Laut Nachrichten vom 30. April steckt Meta zwar voll in den Bereich der künstlichen Intelligenz, das Metaverse-Geschäft, in das Meta große Hoffnungen gesetzt hat, steckt jedoch immer noch in Verlusten. Der am Mittwoch veröffentlichte Finanzbericht des Unternehmens zeigte, dass seine „RealityLabs“ (RealityLabs), die für die Forschung und Entwicklung von Virtual Reality (VR), Augmented Reality (AR) und tragbaren Geräten verantwortlich sind, im ersten Quartal einen Umsatz von 402 Millionen US-Dollar erzielten, was unter den Erwartungen der Wall Street von 488,8 Millionen US-Dollar lag; Der Betriebsverlust belief sich im Quartal auf 4,03 Milliarden US-Dollar und lag damit unter dem von Analysten erwarteten Verlust von 4,82 Milliarden US-Dollar.

Seit Ende 2020 haben die kumulierten Verluste des Sektors die Marke von 80 Milliarden US-Dollar überschritten. Im Jahr 2021 behauptete Firmengründer Mark Zuckerberg einmal, dass menschliche Arbeit und Unterhaltung unweigerlich in die virtuelle Welt verlagern werden. Zu diesem Zweck änderte er sogar den Firmennamen von Facebook in Meta. Allerdings steht dieses Glücksspiel nun vor einer harten Probe.

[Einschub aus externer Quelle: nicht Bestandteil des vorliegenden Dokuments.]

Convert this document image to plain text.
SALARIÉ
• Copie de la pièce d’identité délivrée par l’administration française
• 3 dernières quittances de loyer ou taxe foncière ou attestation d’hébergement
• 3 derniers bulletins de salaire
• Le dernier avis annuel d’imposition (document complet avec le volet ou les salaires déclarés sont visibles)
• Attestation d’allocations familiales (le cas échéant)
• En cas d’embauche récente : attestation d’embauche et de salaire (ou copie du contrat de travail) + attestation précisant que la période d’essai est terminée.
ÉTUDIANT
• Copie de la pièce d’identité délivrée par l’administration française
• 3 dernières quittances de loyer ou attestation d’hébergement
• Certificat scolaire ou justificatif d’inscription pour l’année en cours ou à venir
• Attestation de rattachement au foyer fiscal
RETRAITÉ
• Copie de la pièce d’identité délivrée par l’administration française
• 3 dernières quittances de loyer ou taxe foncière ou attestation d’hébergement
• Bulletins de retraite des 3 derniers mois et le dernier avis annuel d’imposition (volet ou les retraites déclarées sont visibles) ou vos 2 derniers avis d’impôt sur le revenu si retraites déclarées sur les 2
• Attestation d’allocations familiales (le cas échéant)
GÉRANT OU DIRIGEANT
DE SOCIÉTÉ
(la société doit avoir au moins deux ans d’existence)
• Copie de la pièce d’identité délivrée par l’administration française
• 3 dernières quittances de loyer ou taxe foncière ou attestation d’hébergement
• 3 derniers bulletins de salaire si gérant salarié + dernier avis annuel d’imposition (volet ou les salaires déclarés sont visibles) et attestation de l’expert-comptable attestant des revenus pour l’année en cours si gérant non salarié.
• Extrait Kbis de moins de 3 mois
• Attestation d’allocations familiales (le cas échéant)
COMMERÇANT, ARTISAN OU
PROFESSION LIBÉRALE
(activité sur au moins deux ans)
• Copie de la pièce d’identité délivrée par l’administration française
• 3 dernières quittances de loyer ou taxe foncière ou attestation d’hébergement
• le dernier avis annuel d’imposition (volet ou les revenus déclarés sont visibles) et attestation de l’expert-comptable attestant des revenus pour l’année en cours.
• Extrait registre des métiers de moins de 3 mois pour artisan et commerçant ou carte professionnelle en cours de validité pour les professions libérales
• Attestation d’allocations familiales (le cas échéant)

Seit dem rasanten Aufstieg der generativen KI-Technologie Ende 2022 hat sich die Richtung der technologischen Entwicklung in der Branche jedoch geändert. Um der Konkurrenz durch Organisationen wie OpenAI, Anthropic und Google standzuhalten, erhöht Meta derzeit die Investitionsausgaben deutlich. Das Unternehmen investiert nicht nur stark in die zugrunde liegende Computerinfrastruktur, sondern beschleunigt auch umfassend die Forschung und Entwicklung einer neuen Generation großer Modelle und Dienste.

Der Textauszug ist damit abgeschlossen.